Reporting Observation Medical Billing Claims

You know the basics for reporting observation services in the ED. However, there are some common coding mistakes that can be costing you in the form or partial or rejected services. Don’t worry about the location of the services for observation. Observation is a service and not necessarily a physical place within the ED where the patient can stay.

Another way to insure full reimbursement is to make sure that you have a specific written order from the physician for observation. Medical documentation should include time notes from both the doctor and nurses. Avoid using codes 99228-99220 when reporting observation. It is used to determine whether or not a patient needs to be admitted so you wouldn’t want to use an Initial Observation Care coding as that is general coding.

You can’t bundle these services either. Take care that they are reported as separate services. Use an upper level coding such as 99284 (Emergency department visit for the evaluation and management of a patient, which requires these three key components: a detailed history, a detailed examination, and medical decision-making of moderate complexity) or 99285 (…within the constraints imposed by the urgency of the patient’s clinical condition and/or mental status: a comprehensive history, a comprehensive examination, and medical decision-making of high complexity). Remember, you can bill for additional procedures such as diagnostic testing beside your observation codings.

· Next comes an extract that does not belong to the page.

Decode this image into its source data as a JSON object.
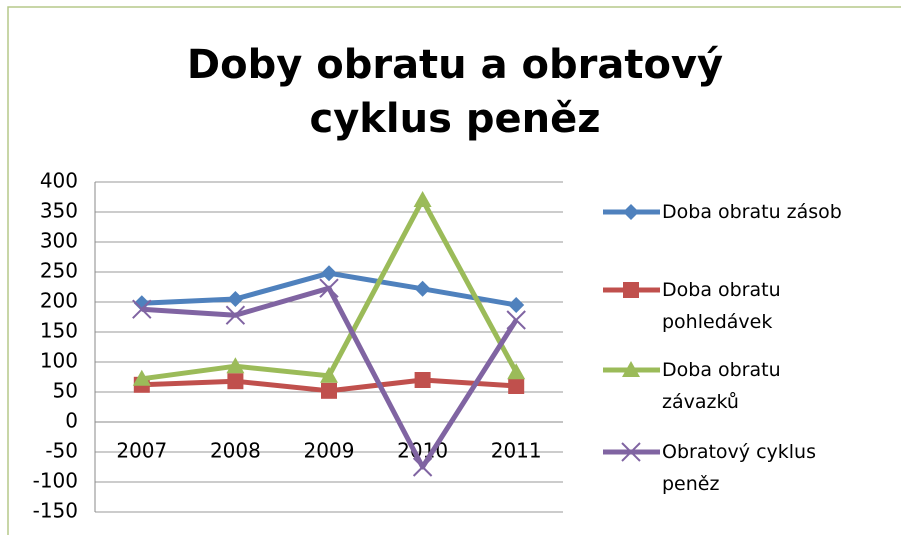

For example, a “comprehensive” observation history requires you to list three out of three elements for the patient’s past/family/social history, whereas the ED E/M codes (99281-99285) only ask you for two of three. For all of the observation codes, you’re looking at either detailed or comprehensive physical examinations. Make sure you have your documentation in order you might be looking at a rejection. Observation claims require the physicians order, timed doctor and nurse notes of observation, length of time for treatment, and you need to see evidence in the medical record of every time the physician talked to the patient, observes and checked on his status, or went over diagnostic tests results.